OPLGO 2018

C’est dans un contexte particulier, voire unique que nous vous présentons nos vœux pour cette nouvelle année.

Les Etats Généraux de l’Alimentation (EGA) ont porté la réflexion sur les différentes filières, de la production à la consommation, et permis un focus sur les fondamentaux de notre métier :
Nourrir nos concitoyens avec des produits de qualité en quantité suffisante à un prix acceptable pour tous.

Preuve que chaque maillon est conscient du tournant qui s’annonce, saisissons l’opportunité qui nous est offerte !

Nos concitoyens sont prêts à soutenir leur agriculture : c’est la suite d’une longue histoire avec les producteurs, acteurs de leur terroir et de leurs territoires, prêts à répondre par leur savoir-faire, leur capacité d’innover, leur résistance économique et humaine des exploitants aux attentes sociétales qui évoluent.
Mais malgré cette confiance maintenue dans les produits agricoles, il reste une méfiance dans les produits que le consommateur retrouve dans son assiette.

Les EGA tentent d’y répondre en fixant de nouvelles règles pour le marché français en terme de prix et avec une augmentation de la valeur ajoutée.
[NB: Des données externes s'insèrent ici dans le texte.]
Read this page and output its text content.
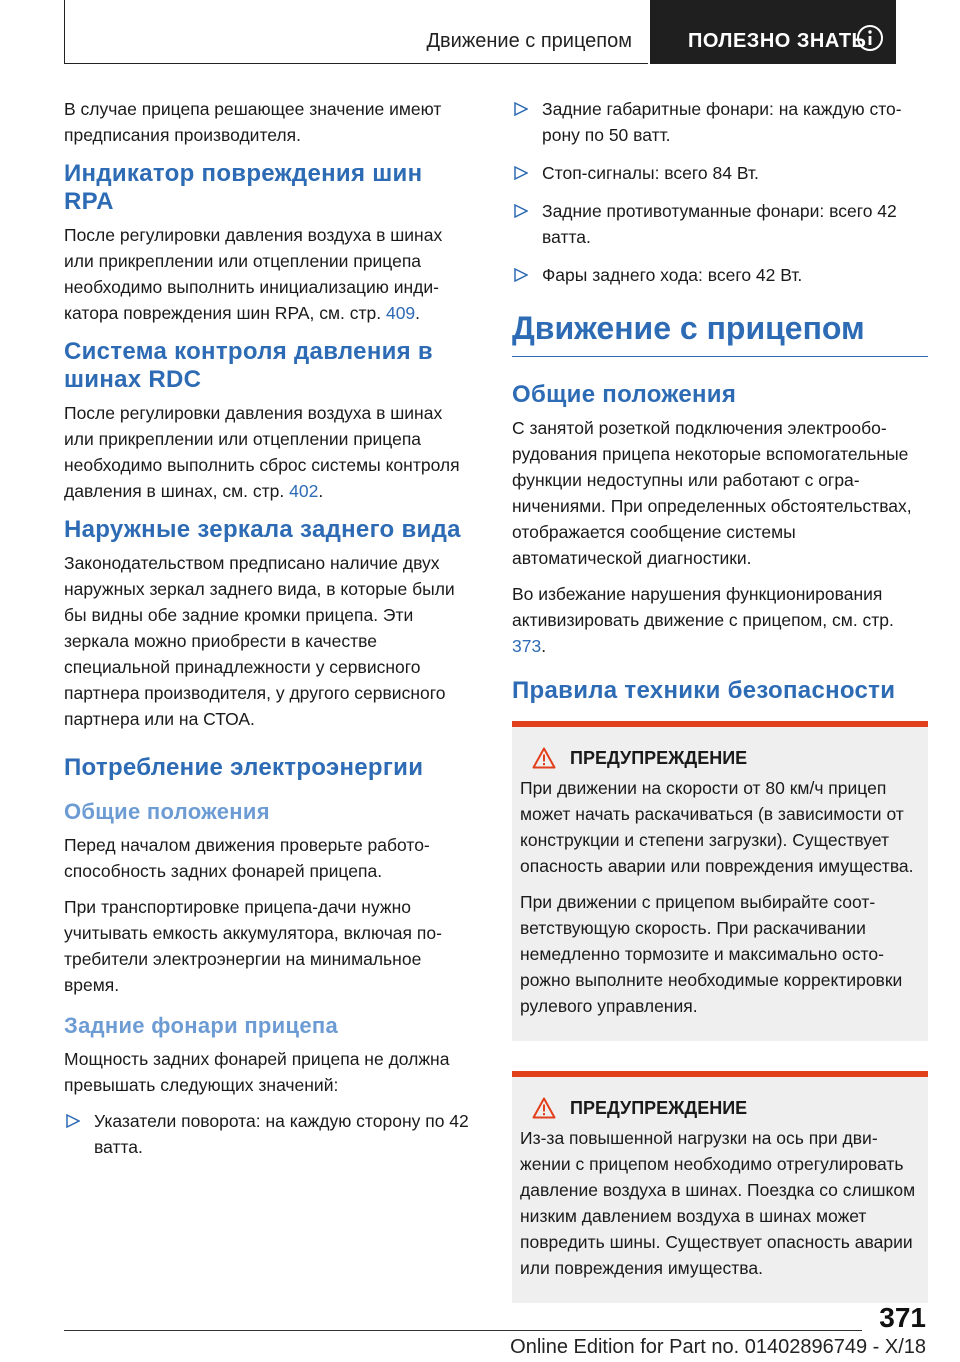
Движение с прицепом	ПОЛЕЗНО ЗНАТЬ

В случае прицепа решающее значение имеют предписания производителя.

Индикатор повреждения шин RPA

После регулировки давления воздуха в шинах или прикреплении или отцеплении прицепа необходимо выполнить инициализацию индикатора повреждения шин RPA, см. стр. 409.

Система контроля давления в шинах RDC

После регулировки давления воздуха в шинах или прикреплении или отцеплении прицепа необходимо выполнить сброс системы контроля давления в шинах, см. стр. 402.

Наружные зеркала заднего вида

Законодательством предписано наличие двух наружных зеркал заднего вида, в которые были бы видны обе задние кромки прицепа. Эти зеркала можно приобрести в качестве специальной принадлежности у сервисного партнера производителя, у другого сервисного партнера или на СТОА.

Потребление электроэнергии
Общие положения

Перед началом движения проверьте работоспособность задних фонарей прицепа.

При транспортировке прицепа-дачи нужно учитывать емкость аккумулятора, включая потребители электроэнергии на минимальное время.

Задние фонари прицепа

Мощность задних фонарей прицепа не должна превышать следующих значений:

Указатели поворота: на каждую сторону по 42 ватта.
Задние габаритные фонари: на каждую сторону по 50 ватт.
Стоп-сигналы: всего 84 Вт.
Задние противотуманные фонари: всего 42 ватта.
Фары заднего хода: всего 42 Вт.
Движение с прицепом
Общие положения

С занятой розеткой подключения электрооборудования прицепа некоторые вспомогательные функции недоступны или работают с ограничениями. При определенных обстоятельствах, отображается сообщение системы автоматической диагностики.

Во избежание нарушения функционирования активизировать движение с прицепом, см. стр. 373.

Правила техники безопасности
ПРЕДУПРЕЖДЕНИЕ

При движении на скорости от 80 км/ч прицеп может начать раскачиваться (в зависимости от конструкции и степени загрузки). Существует опасность аварии или повреждения имущества.

При движении с прицепом выбирайте соответствующую скорость. При раскачивании немедленно тормозите и максимально осторожно выполните необходимые корректировки рулевого управления.

ПРЕДУПРЕЖДЕНИЕ

Из-за повышенной нагрузки на ось при движении с прицепом необходимо отрегулировать давление воздуха в шинах. Поездка со слишком низким давлением воздуха в шинах может повредить шины. Существует опасность аварии или повреждения имущества.

371
Online Edition for Part no. 01402896749 - X/18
Que va-t-il advenir alors des 50% de la production laitière destinés à l’exportation ?
N’est-il pas juste de penser que les produits issus du « prix français » se retrouveraient sur les grandes marques et non sur les marques distributeurs et autres produits à bas prix?
Des pratiques commerciales ancestrales ont tendance à spolier les industriels de leur plus-value. Cette guerre des prix a de lourdes conséquences sur la qualité du produit final, sur sa traçabilité sans pour autant bénéficier au panier de la ménagère.
Pourtant, l’obtention de hausses de prix auprès de la grande distribution est la condition siné qua none à l’augmentation du prix du lait en 2018 pour assurer le maintien de nos exploitations et parallèlement, répondre aux attentes des consommateurs.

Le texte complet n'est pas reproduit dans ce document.